Comme le disait Elisabeth Guigou il y a six mois, nous sommes arrivés à un bon niveau de gradation grâce à une politique pénale qui s'affirme de plus en plus - avec 80 % de réponses pénales dans les quartiers - et à une politique d'action éducative, que vous décrivez bien.
Cette politique passe d'abord par le rappel à la loi. C'est un moment fort, entre un représentant du procureur et un jeune, lorsque le premier rappelle au second, en présence de ses parents, le sens de la loi, ses droits et ses devoirs.
Elle passe ensuite par les réparations - plus de 15 000 mesures - et
enfin par la sanction. On ne peut pas dire que la justice est laxiste, puisqu'on compte maintenant trois fois plus d'emprisonnements pour faits graves de vols, de viols ou d'agressions que précédemment.
Monsieur le député, vous avez eu raison de mettre l'accent sur la prévention. Avec le ministère de la santé, nous avons institué une coordination avec des pédopsychiatres, qui peuvent aider fortement nos personnels, fonctionnaires, magistrats ou PJJ, à apprécier au niveau psychologique la génèse de la violence, surtout lorsque cette dernière s'accompagne, comme vous l'avez bien dit, de toxicomanie.

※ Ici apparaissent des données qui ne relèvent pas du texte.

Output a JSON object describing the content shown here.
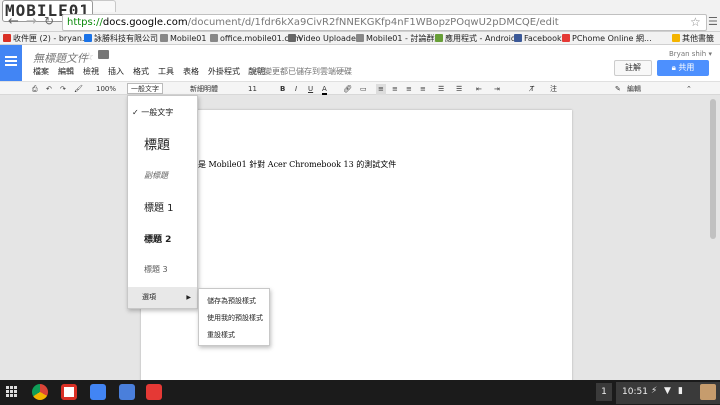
{
  "browser": {
    "watermark": "MOBILE01",
    "url_scheme": "https://",
    "url_host": "docs.google.com",
    "url_path": "/document/d/1fdr6kXa9CivR2fNNEKGKfp4nF1WBopzPOqwU2pDMCQE/edit",
    "bookmarks": [
      {
        "label": "收件匣 (2) - bryan...",
        "color": "#d93025"
      },
      {
        "label": "詠勝科技有限公司",
        "color": "#1a73e8"
      },
      {
        "label": "Mobile01",
        "color": "#888888"
      },
      {
        "label": "office.mobile01.com",
        "color": "#888888"
      },
      {
        "label": "Video Uploader",
        "color": "#666666"
      },
      {
        "label": "Mobile01 - 討論群組",
        "color": "#888888"
      },
      {
        "label": "應用程式 - Android",
        "color": "#689f38"
      },
      {
        "label": "Facebook",
        "color": "#3b5998"
      },
      {
        "label": "PChome Online 網...",
        "color": "#e53935"
      },
      {
        "label": "其他書籤",
        "color": "#f4b400"
      }
    ]
  },
  "docs": {
    "title": "無標題文件",
    "menus": [
      "檔案",
      "編輯",
      "檢視",
      "插入",
      "格式",
      "工具",
      "表格",
      "外掛程式",
      "說明"
    ],
    "save_status": "所有變更都已儲存到雲端硬碟",
    "user": "Bryan shih ▾",
    "comment_label": "註解",
    "share_label": "共用",
    "toolbar": {
      "zoom": "100%",
      "style": "一般文字",
      "font": "新細明體",
      "size": "11",
      "bold": "B",
      "italic": "I",
      "underline": "U",
      "color": "A",
      "line_spacing": "注",
      "edit_mode": "編輯"
    },
    "body_text": "是 Mobile01 針對 Acer Chromebook 13 的測試文件"
  },
  "style_menu": {
    "items": [
      "一般文字",
      "標題",
      "副標題",
      "標題 1",
      "標題 2",
      "標題 3"
    ],
    "checked": "一般文字",
    "options_label": "選項",
    "submenu": [
      "儲存為預設樣式",
      "使用我的預設樣式",
      "重設樣式"
    ]
  },
  "shelf": {
    "notification_count": "1",
    "time": "10:51"
  }
}
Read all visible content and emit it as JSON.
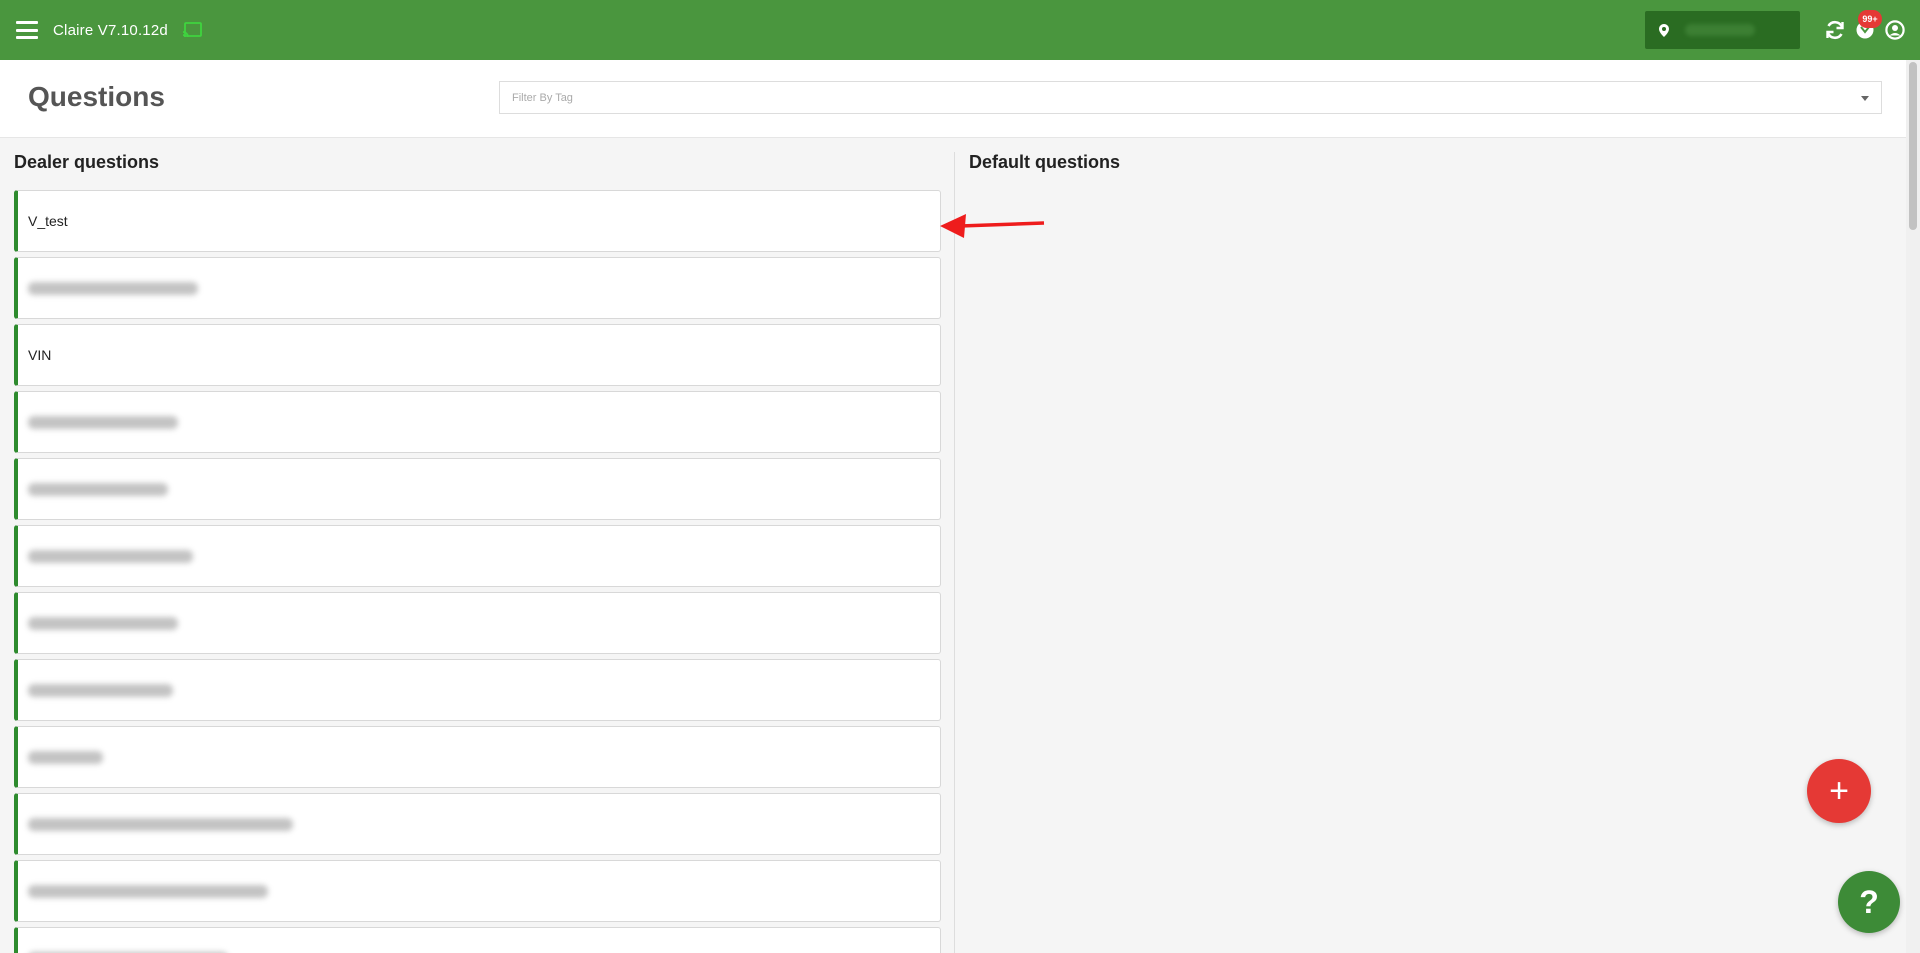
{
  "app": {
    "title": "Claire V7.10.12d"
  },
  "topbar": {
    "icons": [
      "menu-icon",
      "cast-icon",
      "location-pin-icon",
      "sync-icon",
      "notifications-icon",
      "account-icon"
    ],
    "notification_badge": "99+"
  },
  "page": {
    "title": "Questions"
  },
  "filter": {
    "placeholder": "Filter By Tag"
  },
  "dealer": {
    "heading": "Dealer questions",
    "items": [
      {
        "label": "V_test",
        "redacted": false
      },
      {
        "label": "",
        "redacted": true
      },
      {
        "label": "VIN",
        "redacted": false
      },
      {
        "label": "",
        "redacted": true
      },
      {
        "label": "",
        "redacted": true
      },
      {
        "label": "",
        "redacted": true
      },
      {
        "label": "",
        "redacted": true
      },
      {
        "label": "",
        "redacted": true
      },
      {
        "label": "",
        "redacted": true
      },
      {
        "label": "",
        "redacted": true
      },
      {
        "label": "",
        "redacted": true
      },
      {
        "label": "",
        "redacted": true
      }
    ]
  },
  "default": {
    "heading": "Default questions"
  },
  "fab": {
    "add": "+",
    "help": "?"
  },
  "colors": {
    "topbar": "#4a963e",
    "accent": "#2e8b2e",
    "fab_add": "#e53935",
    "fab_help": "#3d8b37"
  }
}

Je terminerai sur l'aspect communautaire que vous mettez en avant. La police de proximité a déjà fait appel à la «multiculture» de ses personnels. Vous avez raison s'agissant de la multiculture des assesseurs. Dans l'action de politique publique que nous sommes en train de mettre au point pour tous les procureurs, je retiens votre suggestion qui permettrait de disposer dans nos tribunaux, de personnes capables de parler la même langue et issues de la même culture.
Merci, monsieur le député, pour la qualité de votre proposition. (Applaudissements sur les bancs du groupe socialiste.)